Documents from top left to bottom right: negatives of works belonging to the collection; invitation to the show Moons of the Iapetus Ocean at White Cube, London (2008); invitation to the show Fire Under Snow at Parasol Unit, London (2008); review by Jane Neale published in Modern Painters (2007); negative of Six Months Later; Review from Time Out (2003); poster-artwork (ed. 432/500) by Darren Almond (2005); press release of the show Traction at Chisenhale, London (2000); invitation to the private view of Traction at Chisenhale, London (2000).

 

It is shortly after seeing Darren Almond’s solo show at Chisenhale, London in March 2000 that Cranford purchased its first artwork by the artist. In this exhibition entitled Traction, Almond used his father’s history and the harsh reality of his job as a construction worker as a way to define their relationship, as well as the passing of time. With its very personal approach to chronologies and duration, Traction represented Almond’s most autobiographical work at the time.

Later in that same year, Six Months Later (1999) became the very first photographic piece to enter the collection.

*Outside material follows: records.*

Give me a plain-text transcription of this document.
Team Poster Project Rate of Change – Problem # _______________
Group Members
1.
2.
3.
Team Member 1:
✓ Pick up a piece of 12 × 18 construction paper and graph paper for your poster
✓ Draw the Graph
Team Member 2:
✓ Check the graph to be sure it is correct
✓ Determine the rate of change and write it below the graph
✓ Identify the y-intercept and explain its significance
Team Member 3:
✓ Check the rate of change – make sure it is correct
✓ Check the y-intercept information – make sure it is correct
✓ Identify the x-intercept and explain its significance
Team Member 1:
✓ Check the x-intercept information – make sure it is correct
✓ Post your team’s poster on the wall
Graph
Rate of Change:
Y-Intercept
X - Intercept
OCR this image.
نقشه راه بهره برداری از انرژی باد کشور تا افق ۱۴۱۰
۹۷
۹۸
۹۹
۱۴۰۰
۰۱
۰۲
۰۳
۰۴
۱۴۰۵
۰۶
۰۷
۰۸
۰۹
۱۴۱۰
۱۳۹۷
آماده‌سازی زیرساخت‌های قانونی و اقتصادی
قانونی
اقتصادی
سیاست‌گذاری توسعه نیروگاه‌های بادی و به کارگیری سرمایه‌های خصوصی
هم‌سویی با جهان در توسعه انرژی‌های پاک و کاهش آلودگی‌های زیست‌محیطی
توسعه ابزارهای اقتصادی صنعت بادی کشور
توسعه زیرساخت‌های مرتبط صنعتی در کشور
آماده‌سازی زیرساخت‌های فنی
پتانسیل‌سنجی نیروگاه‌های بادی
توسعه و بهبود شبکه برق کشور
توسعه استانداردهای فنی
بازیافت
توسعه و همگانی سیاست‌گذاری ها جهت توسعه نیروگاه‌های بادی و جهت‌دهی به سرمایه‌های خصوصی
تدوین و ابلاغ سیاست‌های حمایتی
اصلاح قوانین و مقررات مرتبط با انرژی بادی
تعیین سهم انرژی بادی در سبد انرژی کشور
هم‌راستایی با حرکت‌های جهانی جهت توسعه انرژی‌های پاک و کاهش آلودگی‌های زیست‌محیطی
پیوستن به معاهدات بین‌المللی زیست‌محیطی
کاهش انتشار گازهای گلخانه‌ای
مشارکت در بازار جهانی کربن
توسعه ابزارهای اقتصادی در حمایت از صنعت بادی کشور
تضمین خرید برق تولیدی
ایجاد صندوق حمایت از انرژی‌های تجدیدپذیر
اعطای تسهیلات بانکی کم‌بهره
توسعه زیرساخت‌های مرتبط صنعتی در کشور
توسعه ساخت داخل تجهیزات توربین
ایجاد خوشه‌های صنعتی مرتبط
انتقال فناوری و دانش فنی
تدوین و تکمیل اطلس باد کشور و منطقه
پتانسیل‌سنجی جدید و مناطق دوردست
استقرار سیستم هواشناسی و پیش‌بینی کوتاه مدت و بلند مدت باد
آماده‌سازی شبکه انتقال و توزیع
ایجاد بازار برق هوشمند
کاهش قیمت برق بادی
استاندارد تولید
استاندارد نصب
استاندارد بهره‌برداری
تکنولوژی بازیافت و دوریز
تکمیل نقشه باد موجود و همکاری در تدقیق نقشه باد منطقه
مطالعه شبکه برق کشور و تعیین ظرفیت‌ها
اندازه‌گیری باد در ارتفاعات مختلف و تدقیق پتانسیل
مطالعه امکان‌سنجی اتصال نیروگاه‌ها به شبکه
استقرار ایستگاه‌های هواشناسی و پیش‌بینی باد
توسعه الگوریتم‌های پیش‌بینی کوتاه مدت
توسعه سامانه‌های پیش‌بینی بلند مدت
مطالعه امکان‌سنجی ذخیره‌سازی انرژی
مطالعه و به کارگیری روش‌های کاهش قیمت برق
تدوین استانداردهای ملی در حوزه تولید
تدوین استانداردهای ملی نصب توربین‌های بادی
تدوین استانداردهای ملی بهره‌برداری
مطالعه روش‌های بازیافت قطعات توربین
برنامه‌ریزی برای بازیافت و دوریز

Comprising 1,440 photos divided into 24 parts, the work is a portrait of the artist’s studio over the course of 24 hours, shot in one-minute increments. Each image features Almond’s desk and chair, a window, two fans and a wall mounted flip clock. If at first glance the images seem identical, the amount of light that permeates the space and the time displayed on the clock are there to remind that time is slowly ticking away. With Six Months Later, one feels like they are invited into Almond’s studio, into his own world, to contemplate his use of time. It is like penetrating the mystery of the artist’s creative process, while at the same time being aware of the ephemerality of the present moment.

Cranford has been to many of Almond’s shows in London since then: 11 miles… from Safety at White Cube (2003), Fire Under Snow at Parasol Unit (2008), Moons of the Iapetus Ocean (2008) and The Principle of Moments (2010) at White Cube again, just to mention some of those from which we kept invitations and press releases. The collection also acquired a couple of other photographs in 2002, from the artist’s series Fullmoon, and kept safe an poster-artwork from 2005, a relic from the artist’s intervention Terminus. Consisting in relocating 14 bus shelters from the Polish town Oswiéçym to a gallery in Berlin, the project aimed to raise questions about the contemporary experience of Auschwitz and act as a resistance against the Holocaust’s vanishing into the past, “against the amnesia that is one precondition for a man-made catastrophe’s repetition”.

 

Cranford Collection’s archives

Over the last two decades, Cranford has been gathering a significant number of documents related to the artists present in the collection, from invitation cards to press releases but also personal letters, negatives and press cuts. Rummaging every now and then through the 262 artist files of Cranford’s archives, we occasionally come across long-forgotten items or unexpected documents that tell the story of the collection and help us to look closer at its evolution.